I'll definitely give it a try as one of the many videos I want to do with this robot. First I need to get navigation sensors fitted.

I think this is a really good idea; the pressure generated by the mixture can be used as the propellant, and you could dispense with the power-hungry and heavy pumps...

it would be possible to either mix the components well beforehand and keep them pressurised, or on startup, or on demand.

 

With the current robot design the two liquids would mix prior to entering the pump. I think I will need a seperate pump for each liquid and then let them mix in the barrel of the cannon. The additional pressure caused by the chemical reaction would increase the range.

Looks fantastic, Oddbot!

I await real fire for the video not only a candle :D

Weight should be 3kg and not 3 grams, I guess ;-)

Yes it will have to be a real fire to be detected at any distance. Even though a candle flame is quite hot it radiates very little heat.

The robot would have to be so close to detect a candle flame that it would more likely put the candle out by running it over. This robot is designed to put out small fires before they become big fires. Water is being used for now like the original SplatBot but I will probably fit it with a small fire extinguisher later.

Nice robot!

A fire extinguisher will be an interesting addition. CO2? nothing to clean afterwards. Or will you go for something messier like foam or powder?

What flow rate can you get from the "water cannon"?

The flame from a candle will have a decent heat radiation per unit area but not much of it will hit the sensor. For a larger flame with the same heat radiation per unit area you will get more heat flux on the sensor.
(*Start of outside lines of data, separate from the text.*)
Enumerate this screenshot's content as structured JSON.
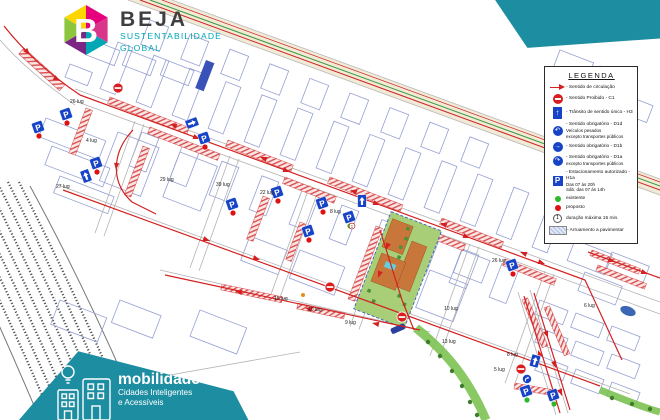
{
  "brand": {
    "name": "BEJA",
    "sub1": "SUSTENTABILIDADE",
    "sub2": "GLOBAL"
  },
  "banner": {
    "title": "mobilidade",
    "sub1": "Cidades Inteligentes",
    "sub2": "e Acessíveis"
  },
  "legend": {
    "title": "LEGENDA",
    "items": [
      {
        "label": "- Sentido de circulação"
      },
      {
        "label": "- Sentido Proibido - C1"
      },
      {
        "label": "- Trânsito de sentido único - H3"
      },
      {
        "label": "- Sentido obrigatório - D1d",
        "sub1": "Veículos pesados",
        "sub2": "excepto transportes públicos"
      },
      {
        "label": "- Sentido obrigatório - D1b"
      },
      {
        "label": "- Sentido obrigatório - D1a",
        "sub1": "excepto transportes públicos"
      },
      {
        "label": "- Estacionamento autorizado - H1a",
        "sub1": "Das 07 às 20h",
        "sub2": "Sáb. das 07 às 14h"
      },
      {
        "label": "existente"
      },
      {
        "label": "proposto"
      },
      {
        "label": "duração máxima 15 min."
      },
      {
        "label": "- Arruamento a pavimentar"
      }
    ]
  },
  "map": {
    "parking_labels": [
      {
        "t": "26 lug",
        "x": 70,
        "y": 103
      },
      {
        "t": "4 lug",
        "x": 86,
        "y": 142
      },
      {
        "t": "27 lug",
        "x": 56,
        "y": 188
      },
      {
        "t": "29 lug",
        "x": 160,
        "y": 181
      },
      {
        "t": "39 lug",
        "x": 216,
        "y": 186
      },
      {
        "t": "22 lug",
        "x": 260,
        "y": 194
      },
      {
        "t": "8 lug",
        "x": 330,
        "y": 213
      },
      {
        "t": "15 lug",
        "x": 274,
        "y": 300
      },
      {
        "t": "10 lug",
        "x": 308,
        "y": 311
      },
      {
        "t": "9 lug",
        "x": 345,
        "y": 324
      },
      {
        "t": "26 lug",
        "x": 492,
        "y": 262
      },
      {
        "t": "10 lug",
        "x": 444,
        "y": 310
      },
      {
        "t": "13 lug",
        "x": 442,
        "y": 343
      },
      {
        "t": "8 lug",
        "x": 507,
        "y": 356
      },
      {
        "t": "5 lug",
        "x": 494,
        "y": 371
      },
      {
        "t": "6 lug",
        "x": 584,
        "y": 307
      }
    ]
  },
  "colors": {
    "teal": "#1d8da1",
    "logo_teal": "#00a7b5",
    "red": "#d42020",
    "sign_blue": "#1743c7",
    "dot_green": "#2db82d",
    "dot_red": "#e01010"
  }
}
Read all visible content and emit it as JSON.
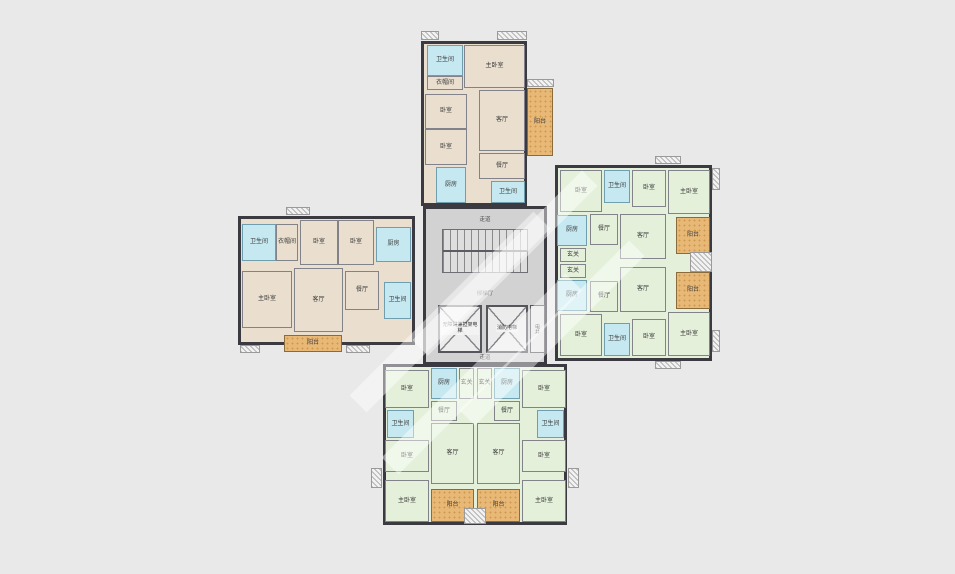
{
  "palette": {
    "background": "#e9e9e9",
    "unit_tan": "#eadfce",
    "unit_green": "#e4f0da",
    "wet_room_blue": "#c6e9f1",
    "balcony_orange": "#e8b877",
    "core_gray": "#d2d2d2",
    "wall": "#3a3a40"
  },
  "core": {
    "corridor_top": "走道",
    "hall": "候梯厅",
    "corridor_bottom": "走道",
    "elevator_left": "无障碍兼担架电梯",
    "elevator_right": "消防电梯",
    "shaft": "电井"
  },
  "wings": [
    {
      "id": "top-wing",
      "x": 421,
      "y": 41,
      "w": 106,
      "h": 165,
      "fill": "tan"
    },
    {
      "id": "left-wing",
      "x": 238,
      "y": 216,
      "w": 177,
      "h": 129,
      "fill": "tan"
    },
    {
      "id": "right-wing",
      "x": 555,
      "y": 165,
      "w": 157,
      "h": 196,
      "fill": "green"
    },
    {
      "id": "bottom-wing",
      "x": 383,
      "y": 364,
      "w": 184,
      "h": 161,
      "fill": "green"
    }
  ],
  "rooms": [
    {
      "id": "top-bath",
      "label": "卫生间",
      "x": 427,
      "y": 45,
      "w": 36,
      "h": 31,
      "fill": "blue"
    },
    {
      "id": "top-closet",
      "label": "衣帽间",
      "x": 427,
      "y": 76,
      "w": 36,
      "h": 14,
      "fill": "tan"
    },
    {
      "id": "top-master-bedroom",
      "label": "主卧室",
      "x": 464,
      "y": 45,
      "w": 61,
      "h": 43,
      "fill": "tan"
    },
    {
      "id": "top-bedroom-1",
      "label": "卧室",
      "x": 425,
      "y": 94,
      "w": 42,
      "h": 35,
      "fill": "tan"
    },
    {
      "id": "top-bedroom-2",
      "label": "卧室",
      "x": 425,
      "y": 129,
      "w": 42,
      "h": 36,
      "fill": "tan"
    },
    {
      "id": "top-living",
      "label": "客厅",
      "x": 479,
      "y": 90,
      "w": 46,
      "h": 61,
      "fill": "tan"
    },
    {
      "id": "top-dining",
      "label": "餐厅",
      "x": 479,
      "y": 153,
      "w": 46,
      "h": 26,
      "fill": "tan"
    },
    {
      "id": "top-kitchen",
      "label": "厨房",
      "x": 436,
      "y": 167,
      "w": 30,
      "h": 36,
      "fill": "blue"
    },
    {
      "id": "top-bath-2",
      "label": "卫生间",
      "x": 491,
      "y": 181,
      "w": 34,
      "h": 22,
      "fill": "blue"
    },
    {
      "id": "top-balcony",
      "label": "阳台",
      "x": 527,
      "y": 88,
      "w": 26,
      "h": 68,
      "fill": "orange"
    },
    {
      "id": "left-bath",
      "label": "卫生间",
      "x": 242,
      "y": 224,
      "w": 34,
      "h": 37,
      "fill": "blue"
    },
    {
      "id": "left-closet",
      "label": "衣帽间",
      "x": 276,
      "y": 224,
      "w": 22,
      "h": 37,
      "fill": "tan"
    },
    {
      "id": "left-bedroom-1",
      "label": "卧室",
      "x": 300,
      "y": 220,
      "w": 38,
      "h": 45,
      "fill": "tan"
    },
    {
      "id": "left-bedroom-2",
      "label": "卧室",
      "x": 338,
      "y": 220,
      "w": 36,
      "h": 45,
      "fill": "tan"
    },
    {
      "id": "left-kitchen",
      "label": "厨房",
      "x": 376,
      "y": 227,
      "w": 35,
      "h": 35,
      "fill": "blue"
    },
    {
      "id": "left-master-bedroom",
      "label": "主卧室",
      "x": 242,
      "y": 271,
      "w": 50,
      "h": 57,
      "fill": "tan"
    },
    {
      "id": "left-living",
      "label": "客厅",
      "x": 294,
      "y": 268,
      "w": 49,
      "h": 64,
      "fill": "tan"
    },
    {
      "id": "left-dining",
      "label": "餐厅",
      "x": 345,
      "y": 271,
      "w": 34,
      "h": 39,
      "fill": "tan"
    },
    {
      "id": "left-bath-2",
      "label": "卫生间",
      "x": 384,
      "y": 282,
      "w": 27,
      "h": 37,
      "fill": "blue"
    },
    {
      "id": "left-balcony",
      "label": "阳台",
      "x": 284,
      "y": 335,
      "w": 58,
      "h": 17,
      "fill": "orange"
    },
    {
      "id": "right-up-bedroom-1",
      "label": "卧室",
      "x": 560,
      "y": 170,
      "w": 42,
      "h": 42,
      "fill": "green"
    },
    {
      "id": "right-up-bath",
      "label": "卫生间",
      "x": 604,
      "y": 170,
      "w": 26,
      "h": 33,
      "fill": "blue"
    },
    {
      "id": "right-up-bedroom-2",
      "label": "卧室",
      "x": 632,
      "y": 170,
      "w": 34,
      "h": 37,
      "fill": "green"
    },
    {
      "id": "right-up-master-bedroom",
      "label": "主卧室",
      "x": 668,
      "y": 170,
      "w": 42,
      "h": 44,
      "fill": "green"
    },
    {
      "id": "right-up-kitchen",
      "label": "厨房",
      "x": 557,
      "y": 215,
      "w": 30,
      "h": 31,
      "fill": "blue"
    },
    {
      "id": "right-up-dining",
      "label": "餐厅",
      "x": 590,
      "y": 214,
      "w": 28,
      "h": 31,
      "fill": "green"
    },
    {
      "id": "right-up-living",
      "label": "客厅",
      "x": 620,
      "y": 214,
      "w": 46,
      "h": 45,
      "fill": "green"
    },
    {
      "id": "right-up-foyer",
      "label": "玄关",
      "x": 560,
      "y": 248,
      "w": 26,
      "h": 14,
      "fill": "green"
    },
    {
      "id": "right-up-balcony",
      "label": "阳台",
      "x": 676,
      "y": 217,
      "w": 34,
      "h": 37,
      "fill": "orange"
    },
    {
      "id": "right-low-foyer",
      "label": "玄关",
      "x": 560,
      "y": 264,
      "w": 26,
      "h": 14,
      "fill": "green"
    },
    {
      "id": "right-low-kitchen",
      "label": "厨房",
      "x": 557,
      "y": 280,
      "w": 30,
      "h": 31,
      "fill": "blue"
    },
    {
      "id": "right-low-dining",
      "label": "餐厅",
      "x": 590,
      "y": 281,
      "w": 28,
      "h": 31,
      "fill": "green"
    },
    {
      "id": "right-low-living",
      "label": "客厅",
      "x": 620,
      "y": 267,
      "w": 46,
      "h": 45,
      "fill": "green"
    },
    {
      "id": "right-low-balcony",
      "label": "阳台",
      "x": 676,
      "y": 272,
      "w": 34,
      "h": 37,
      "fill": "orange"
    },
    {
      "id": "right-low-bedroom-1",
      "label": "卧室",
      "x": 560,
      "y": 314,
      "w": 42,
      "h": 42,
      "fill": "green"
    },
    {
      "id": "right-low-bath",
      "label": "卫生间",
      "x": 604,
      "y": 323,
      "w": 26,
      "h": 33,
      "fill": "blue"
    },
    {
      "id": "right-low-bedroom-2",
      "label": "卧室",
      "x": 632,
      "y": 319,
      "w": 34,
      "h": 37,
      "fill": "green"
    },
    {
      "id": "right-low-master-bedroom",
      "label": "主卧室",
      "x": 668,
      "y": 312,
      "w": 42,
      "h": 44,
      "fill": "green"
    },
    {
      "id": "bottom-left-bedroom-1",
      "label": "卧室",
      "x": 385,
      "y": 370,
      "w": 44,
      "h": 38,
      "fill": "green"
    },
    {
      "id": "bottom-left-kitchen",
      "label": "厨房",
      "x": 431,
      "y": 368,
      "w": 26,
      "h": 31,
      "fill": "blue"
    },
    {
      "id": "bottom-left-foyer",
      "label": "玄关",
      "x": 459,
      "y": 368,
      "w": 15,
      "h": 31,
      "fill": "green"
    },
    {
      "id": "bottom-left-dining",
      "label": "餐厅",
      "x": 431,
      "y": 401,
      "w": 26,
      "h": 20,
      "fill": "green"
    },
    {
      "id": "bottom-left-bath",
      "label": "卫生间",
      "x": 387,
      "y": 410,
      "w": 27,
      "h": 28,
      "fill": "blue"
    },
    {
      "id": "bottom-left-bedroom-2",
      "label": "卧室",
      "x": 385,
      "y": 440,
      "w": 44,
      "h": 32,
      "fill": "green"
    },
    {
      "id": "bottom-left-living",
      "label": "客厅",
      "x": 431,
      "y": 423,
      "w": 43,
      "h": 61,
      "fill": "green"
    },
    {
      "id": "bottom-left-master-bedroom",
      "label": "主卧室",
      "x": 385,
      "y": 480,
      "w": 44,
      "h": 42,
      "fill": "green"
    },
    {
      "id": "bottom-left-balcony",
      "label": "阳台",
      "x": 431,
      "y": 489,
      "w": 43,
      "h": 33,
      "fill": "orange"
    },
    {
      "id": "bottom-right-bedroom-1",
      "label": "卧室",
      "x": 522,
      "y": 370,
      "w": 44,
      "h": 38,
      "fill": "green"
    },
    {
      "id": "bottom-right-kitchen",
      "label": "厨房",
      "x": 494,
      "y": 368,
      "w": 26,
      "h": 31,
      "fill": "blue"
    },
    {
      "id": "bottom-right-foyer",
      "label": "玄关",
      "x": 477,
      "y": 368,
      "w": 15,
      "h": 31,
      "fill": "green"
    },
    {
      "id": "bottom-right-dining",
      "label": "餐厅",
      "x": 494,
      "y": 401,
      "w": 26,
      "h": 20,
      "fill": "green"
    },
    {
      "id": "bottom-right-bath",
      "label": "卫生间",
      "x": 537,
      "y": 410,
      "w": 27,
      "h": 28,
      "fill": "blue"
    },
    {
      "id": "bottom-right-bedroom-2",
      "label": "卧室",
      "x": 522,
      "y": 440,
      "w": 44,
      "h": 32,
      "fill": "green"
    },
    {
      "id": "bottom-right-living",
      "label": "客厅",
      "x": 477,
      "y": 423,
      "w": 43,
      "h": 61,
      "fill": "green"
    },
    {
      "id": "bottom-right-master-bedroom",
      "label": "主卧室",
      "x": 522,
      "y": 480,
      "w": 44,
      "h": 42,
      "fill": "green"
    },
    {
      "id": "bottom-right-balcony",
      "label": "阳台",
      "x": 477,
      "y": 489,
      "w": 43,
      "h": 33,
      "fill": "orange"
    }
  ],
  "ac_platforms": [
    {
      "x": 421,
      "y": 31,
      "w": 18,
      "h": 9
    },
    {
      "x": 497,
      "y": 31,
      "w": 30,
      "h": 9
    },
    {
      "x": 527,
      "y": 79,
      "w": 27,
      "h": 8
    },
    {
      "x": 286,
      "y": 207,
      "w": 24,
      "h": 8
    },
    {
      "x": 240,
      "y": 345,
      "w": 20,
      "h": 8
    },
    {
      "x": 346,
      "y": 345,
      "w": 24,
      "h": 8
    },
    {
      "x": 655,
      "y": 156,
      "w": 26,
      "h": 8
    },
    {
      "x": 712,
      "y": 168,
      "w": 8,
      "h": 22
    },
    {
      "x": 655,
      "y": 361,
      "w": 26,
      "h": 8
    },
    {
      "x": 712,
      "y": 330,
      "w": 8,
      "h": 22
    },
    {
      "x": 690,
      "y": 252,
      "w": 22,
      "h": 20
    },
    {
      "x": 371,
      "y": 468,
      "w": 11,
      "h": 20
    },
    {
      "x": 568,
      "y": 468,
      "w": 11,
      "h": 20
    },
    {
      "x": 464,
      "y": 508,
      "w": 22,
      "h": 16
    },
    {
      "x": 438,
      "y": 355,
      "w": 22,
      "h": 8
    },
    {
      "x": 492,
      "y": 355,
      "w": 22,
      "h": 8
    }
  ]
}
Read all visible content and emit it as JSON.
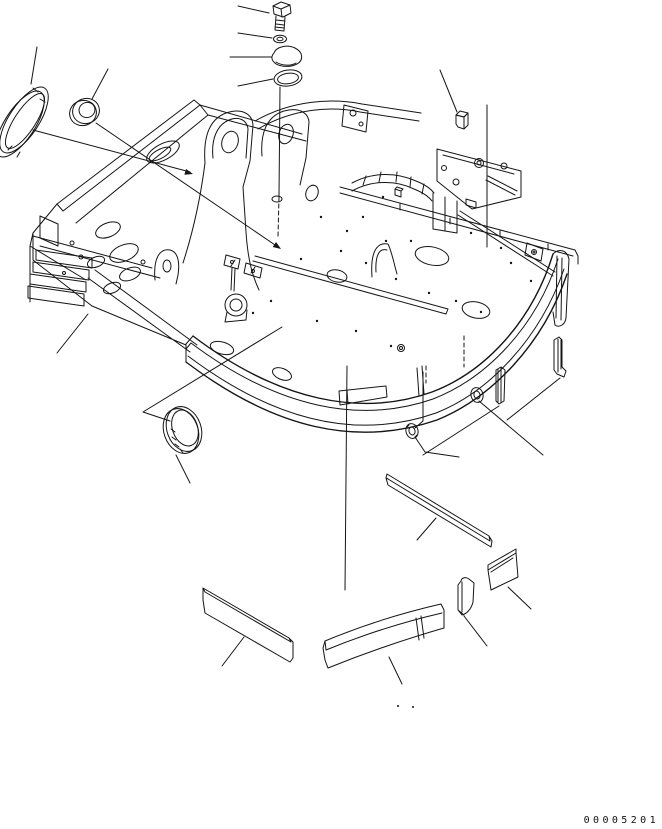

With small fires it will be important to tilt the sensor when searching for a fire to get maximum exposure to the fire.

 

I agree that CO² is a great "no mess" solution for indoors but Gareth also has some interesting ideas about foam.

I do not know the exact flow rate of this pump. That is one test I need to perform.

As it is the sensors on the PCB are all tilted out slightly so the sensor can lock onto the position of the fire and aim directly at the fire. The software aims the cannon by trying to ballance the left/right readings and the up/down readings.

Hey very nice,great looking robot.

Oddbot, you're like the Willy Wonka of robot stuff. It's about time you start giving out golden tickets :)

Well if you call free stuff to reveiw "Golden Tickets" then there will be some coming soon. Just waiting for the manuals to be printed.